Ma «non potrebbe – si chiede – avvenire la stessa cosa oggi? Nazioni, un tempo ricche di fede e di vocazioni, ora vanno smarrendo la propria identità sotto l'influenza deleteria e distruttiva di certa cultura moderna». Di più, c'è chi «avendo deciso che “Dio è morto”, dichiara “dio” se stesso, ritenendosi l'unico artefice del proprio destino, il proprietario assoluto del mondo. Sbarazzandosi di Dio e della sua salvezza, l'uomo crede di poter fare ciò che gli piace e di porsi come sola misura di sé e del proprio agire.
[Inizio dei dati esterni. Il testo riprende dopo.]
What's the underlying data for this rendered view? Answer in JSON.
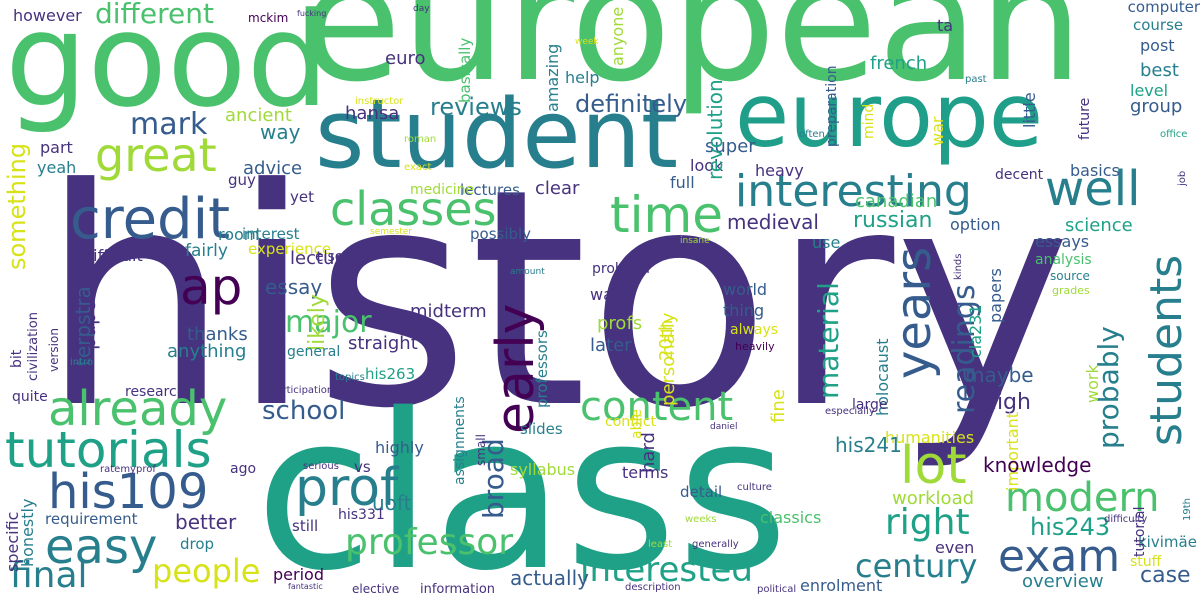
{
  "colors": {
    "background": "#ffffff",
    "palette": [
      "#440154",
      "#46327e",
      "#365c8d",
      "#277f8e",
      "#1fa187",
      "#4ac16d",
      "#a0da39",
      "#fde725"
    ]
  },
  "words": [
    {
      "text": "history",
      "color": "#46327e"
    },
    {
      "text": "class",
      "color": "#1fa187"
    },
    {
      "text": "european",
      "color": "#4ac16d"
    },
    {
      "text": "good",
      "color": "#4ac16d"
    },
    {
      "text": "europe",
      "color": "#1f9e89"
    },
    {
      "text": "student",
      "color": "#277f8e"
    },
    {
      "text": "credit",
      "color": "#365c8d"
    },
    {
      "text": "great",
      "color": "#a0da39"
    },
    {
      "text": "classes",
      "color": "#4ac16d"
    },
    {
      "text": "time",
      "color": "#4ac16d"
    },
    {
      "text": "interesting",
      "color": "#277f8e"
    },
    {
      "text": "well",
      "color": "#277f8e"
    },
    {
      "text": "already",
      "color": "#4ac16d"
    },
    {
      "text": "tutorials",
      "color": "#1fa187"
    },
    {
      "text": "easy",
      "color": "#277f8e"
    },
    {
      "text": "his109",
      "color": "#365c8d"
    },
    {
      "text": "final",
      "color": "#277f8e"
    },
    {
      "text": "prof",
      "color": "#277f8e"
    },
    {
      "text": "ap",
      "color": "#440154"
    },
    {
      "text": "mark",
      "color": "#365c8d"
    },
    {
      "text": "content",
      "color": "#4ac16d"
    },
    {
      "text": "early",
      "color": "#440154"
    },
    {
      "text": "lot",
      "color": "#a0da39"
    },
    {
      "text": "years",
      "color": "#365c8d"
    },
    {
      "text": "students",
      "color": "#277f8e"
    },
    {
      "text": "exam",
      "color": "#365c8d"
    },
    {
      "text": "modern",
      "color": "#4ac16d"
    },
    {
      "text": "professor",
      "color": "#4ac16d"
    },
    {
      "text": "people",
      "color": "#d8e219"
    },
    {
      "text": "interested",
      "color": "#1fa187"
    },
    {
      "text": "century",
      "color": "#277f8e"
    },
    {
      "text": "right",
      "color": "#1fa187"
    },
    {
      "text": "school",
      "color": "#365c8d"
    },
    {
      "text": "major",
      "color": "#4ac16d"
    },
    {
      "text": "different",
      "color": "#4ac16d"
    },
    {
      "text": "definitely",
      "color": "#365c8d"
    },
    {
      "text": "reviews",
      "color": "#277f8e"
    },
    {
      "text": "something",
      "color": "#d8e219"
    },
    {
      "text": "readings",
      "color": "#365c8d"
    },
    {
      "text": "material",
      "color": "#1fa187"
    },
    {
      "text": "broad",
      "color": "#365c8d"
    },
    {
      "text": "probably",
      "color": "#277f8e"
    },
    {
      "text": "however",
      "color": "#46327e"
    },
    {
      "text": "mckim",
      "color": "#440154"
    },
    {
      "text": "euro",
      "color": "#46327e"
    },
    {
      "text": "help",
      "color": "#277f8e"
    },
    {
      "text": "hansa",
      "color": "#46327e"
    },
    {
      "text": "way",
      "color": "#277f8e"
    },
    {
      "text": "ancient",
      "color": "#a0da39"
    },
    {
      "text": "part",
      "color": "#46327e"
    },
    {
      "text": "yeah",
      "color": "#277f8e"
    },
    {
      "text": "advice",
      "color": "#365c8d"
    },
    {
      "text": "guy",
      "color": "#46327e"
    },
    {
      "text": "yet",
      "color": "#46327e"
    },
    {
      "text": "super",
      "color": "#365c8d"
    },
    {
      "text": "look",
      "color": "#46327e"
    },
    {
      "text": "heavy",
      "color": "#46327e"
    },
    {
      "text": "full",
      "color": "#365c8d"
    },
    {
      "text": "clear",
      "color": "#46327e"
    },
    {
      "text": "lectures",
      "color": "#365c8d"
    },
    {
      "text": "medicine",
      "color": "#a0da39"
    },
    {
      "text": "possibly",
      "color": "#365c8d"
    },
    {
      "text": "room",
      "color": "#277f8e"
    },
    {
      "text": "interest",
      "color": "#277f8e"
    },
    {
      "text": "experience",
      "color": "#d8e219"
    },
    {
      "text": "difficult",
      "color": "#46327e"
    },
    {
      "text": "fairly",
      "color": "#277f8e"
    },
    {
      "text": "lecture",
      "color": "#46327e"
    },
    {
      "text": "essay",
      "color": "#365c8d"
    },
    {
      "text": "likely",
      "color": "#a0da39"
    },
    {
      "text": "paper",
      "color": "#46327e"
    },
    {
      "text": "terpstra",
      "color": "#365c8d"
    },
    {
      "text": "midterm",
      "color": "#46327e"
    },
    {
      "text": "thanks",
      "color": "#365c8d"
    },
    {
      "text": "anything",
      "color": "#277f8e"
    },
    {
      "text": "straight",
      "color": "#46327e"
    },
    {
      "text": "general",
      "color": "#277f8e"
    },
    {
      "text": "profs",
      "color": "#a0da39"
    },
    {
      "text": "20th",
      "color": "#d8e219"
    },
    {
      "text": "later",
      "color": "#365c8d"
    },
    {
      "text": "wars",
      "color": "#46327e"
    },
    {
      "text": "problem",
      "color": "#46327e"
    },
    {
      "text": "world",
      "color": "#365c8d"
    },
    {
      "text": "thing",
      "color": "#365c8d"
    },
    {
      "text": "always",
      "color": "#d8e219"
    },
    {
      "text": "heavily",
      "color": "#440154"
    },
    {
      "text": "true",
      "color": "#46327e"
    },
    {
      "text": "russian",
      "color": "#1fa187"
    },
    {
      "text": "medieval",
      "color": "#46327e"
    },
    {
      "text": "canadian",
      "color": "#4ac16d"
    },
    {
      "text": "option",
      "color": "#365c8d"
    },
    {
      "text": "science",
      "color": "#1fa187"
    },
    {
      "text": "essays",
      "color": "#365c8d"
    },
    {
      "text": "basics",
      "color": "#365c8d"
    },
    {
      "text": "decent",
      "color": "#46327e"
    },
    {
      "text": "use",
      "color": "#277f8e"
    },
    {
      "text": "maybe",
      "color": "#365c8d"
    },
    {
      "text": "high",
      "color": "#46327e"
    },
    {
      "text": "cla231",
      "color": "#1fa187"
    },
    {
      "text": "papers",
      "color": "#365c8d"
    },
    {
      "text": "holocaust",
      "color": "#277f8e"
    },
    {
      "text": "analysis",
      "color": "#4ac16d"
    },
    {
      "text": "source",
      "color": "#277f8e"
    },
    {
      "text": "grades",
      "color": "#a0da39"
    },
    {
      "text": "kinds",
      "color": "#46327e"
    },
    {
      "text": "work",
      "color": "#a0da39"
    },
    {
      "text": "large",
      "color": "#46327e"
    },
    {
      "text": "humanities",
      "color": "#d8e219"
    },
    {
      "text": "important",
      "color": "#d8e219"
    },
    {
      "text": "knowledge",
      "color": "#440154"
    },
    {
      "text": "his243",
      "color": "#1fa187"
    },
    {
      "text": "workload",
      "color": "#a0da39"
    },
    {
      "text": "his241",
      "color": "#277f8e"
    },
    {
      "text": "classics",
      "color": "#4ac16d"
    },
    {
      "text": "terms",
      "color": "#46327e"
    },
    {
      "text": "detail",
      "color": "#365c8d"
    },
    {
      "text": "syllabus",
      "color": "#a0da39"
    },
    {
      "text": "hard",
      "color": "#46327e"
    },
    {
      "text": "fine",
      "color": "#d8e219"
    },
    {
      "text": "conflict",
      "color": "#d8e219"
    },
    {
      "text": "slides",
      "color": "#277f8e"
    },
    {
      "text": "highly",
      "color": "#365c8d"
    },
    {
      "text": "vs",
      "color": "#46327e"
    },
    {
      "text": "assignments",
      "color": "#277f8e"
    },
    {
      "text": "small",
      "color": "#46327e"
    },
    {
      "text": "able",
      "color": "#d8e219"
    },
    {
      "text": "personally",
      "color": "#d8e219"
    },
    {
      "text": "professors",
      "color": "#277f8e"
    },
    {
      "text": "better",
      "color": "#46327e"
    },
    {
      "text": "requirement",
      "color": "#365c8d"
    },
    {
      "text": "uoft",
      "color": "#277f8e"
    },
    {
      "text": "drop",
      "color": "#277f8e"
    },
    {
      "text": "his331",
      "color": "#46327e"
    },
    {
      "text": "still",
      "color": "#46327e"
    },
    {
      "text": "period",
      "color": "#440154"
    },
    {
      "text": "actually",
      "color": "#365c8d"
    },
    {
      "text": "elective",
      "color": "#46327e"
    },
    {
      "text": "information",
      "color": "#46327e"
    },
    {
      "text": "enrolment",
      "color": "#365c8d"
    },
    {
      "text": "overview",
      "color": "#277f8e"
    },
    {
      "text": "case",
      "color": "#365c8d"
    },
    {
      "text": "even",
      "color": "#46327e"
    },
    {
      "text": "stuff",
      "color": "#d8e219"
    },
    {
      "text": "kivimäe",
      "color": "#277f8e"
    },
    {
      "text": "tutorial",
      "color": "#46327e"
    },
    {
      "text": "specific",
      "color": "#46327e"
    },
    {
      "text": "honestly",
      "color": "#277f8e"
    },
    {
      "text": "ago",
      "color": "#46327e"
    },
    {
      "text": "his263",
      "color": "#1fa187"
    },
    {
      "text": "research",
      "color": "#46327e"
    },
    {
      "text": "quite",
      "color": "#46327e"
    },
    {
      "text": "bit",
      "color": "#46327e"
    },
    {
      "text": "civilization",
      "color": "#46327e"
    },
    {
      "text": "version",
      "color": "#46327e"
    },
    {
      "text": "intro",
      "color": "#277f8e"
    },
    {
      "text": "participation",
      "color": "#46327e"
    },
    {
      "text": "topics",
      "color": "#277f8e"
    },
    {
      "text": "else",
      "color": "#46327e"
    },
    {
      "text": "ratemyprof",
      "color": "#46327e"
    },
    {
      "text": "serious",
      "color": "#46327e"
    },
    {
      "text": "fantastic",
      "color": "#46327e"
    },
    {
      "text": "fucking",
      "color": "#46327e"
    },
    {
      "text": "description",
      "color": "#46327e"
    },
    {
      "text": "political",
      "color": "#46327e"
    },
    {
      "text": "daniel",
      "color": "#46327e"
    },
    {
      "text": "especially",
      "color": "#46327e"
    },
    {
      "text": "culture",
      "color": "#46327e"
    },
    {
      "text": "weeks",
      "color": "#a0da39"
    },
    {
      "text": "generally",
      "color": "#46327e"
    },
    {
      "text": "least",
      "color": "#a0da39"
    },
    {
      "text": "difficulty",
      "color": "#46327e"
    },
    {
      "text": "19th",
      "color": "#277f8e"
    },
    {
      "text": "amount",
      "color": "#277f8e"
    },
    {
      "text": "insane",
      "color": "#a0da39"
    },
    {
      "text": "semester",
      "color": "#d8e219"
    },
    {
      "text": "exact",
      "color": "#d8e219"
    },
    {
      "text": "roman",
      "color": "#a0da39"
    },
    {
      "text": "instructor",
      "color": "#d8e219"
    },
    {
      "text": "basically",
      "color": "#4ac16d"
    },
    {
      "text": "anyone",
      "color": "#a0da39"
    },
    {
      "text": "amazing",
      "color": "#277f8e"
    },
    {
      "text": "revolution",
      "color": "#1fa187"
    },
    {
      "text": "preparation",
      "color": "#365c8d"
    },
    {
      "text": "mind",
      "color": "#d8e219"
    },
    {
      "text": "often",
      "color": "#277f8e"
    },
    {
      "text": "war",
      "color": "#d8e219"
    },
    {
      "text": "ta",
      "color": "#46327e"
    },
    {
      "text": "past",
      "color": "#277f8e"
    },
    {
      "text": "day",
      "color": "#46327e"
    },
    {
      "text": "week",
      "color": "#d8e219"
    },
    {
      "text": "computer",
      "color": "#365c8d"
    },
    {
      "text": "course",
      "color": "#277f8e"
    },
    {
      "text": "post",
      "color": "#365c8d"
    },
    {
      "text": "best",
      "color": "#277f8e"
    },
    {
      "text": "level",
      "color": "#1fa187"
    },
    {
      "text": "group",
      "color": "#365c8d"
    },
    {
      "text": "french",
      "color": "#1fa187"
    },
    {
      "text": "little",
      "color": "#365c8d"
    },
    {
      "text": "future",
      "color": "#46327e"
    },
    {
      "text": "office",
      "color": "#1fa187"
    },
    {
      "text": "job",
      "color": "#46327e"
    }
  ]
}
Ma quando l'uomo elimina Dio, è veramente più felice? Diventa veramente più libero? Quando gli uomini si proclamano proprietari assoluti di se stessi e unici padroni del creato, possono veramente costruire una società dove regnino libertà, giustizia e pace? Non avviene piuttosto, come la cronaca quotidiana dimostra, che si estendano l'arbitrio del potere, gli interessi egoistici, l'ingiustizia e lo sfruttamento, la violenza in ogni espressione? Il punto di arrivo è l'uomo più solo e la società più divisa e confusa».
Ma il pessimismo non risolve nulla. «La vigna non sarà distrutta» e «Gesù assicura che la sua morte non sarà la sconfitta di Dio e che egli non resterà nella tomba», ma che «alla passione e alla morte in croce seguirà la gloria della risurrezione». Quale messaggio dalla parabola e dalla situazione del mondo? La risposta è ancora nel Vangelo: «Il male e la morte non hanno l'ultima parola, ma a vincere alla fine è Cristo. Sempre».
Oggi «apre» il cardinale Ouellet
Per questo la Chiesa non si stanca di proclamare la Buona Novella. Ed è quello che si propone di fare il Sinodo che stamane entra nel vivo con l'introduzione del relatore ufficiale, il cardinale Marc Ouellet, arcivescovo di Québec in Canada. In questo mini-Concilio la Chiesa vive la certezza ribadita dal suo Pastore universale: «Quando Dio parla, sollecita sempre una risposta, la sua azione di salvezza richiede l'umana cooperazione, il suo amore attende una risposta. Solo la Parola di Dio può cambiare in profondità il cuore dell'uomo». E cita San Girolamo: «Colui che non conosce le Scritture, non conosce la potenza e la parola di Dio. Ignorare le Scritture significa ignorare Cristo». Infatti la Parola di Dio «illumina ogni ambito dell'umanità»: famiglia, scuola, cultura, lavoro, tempo libero, tutti i settori della società.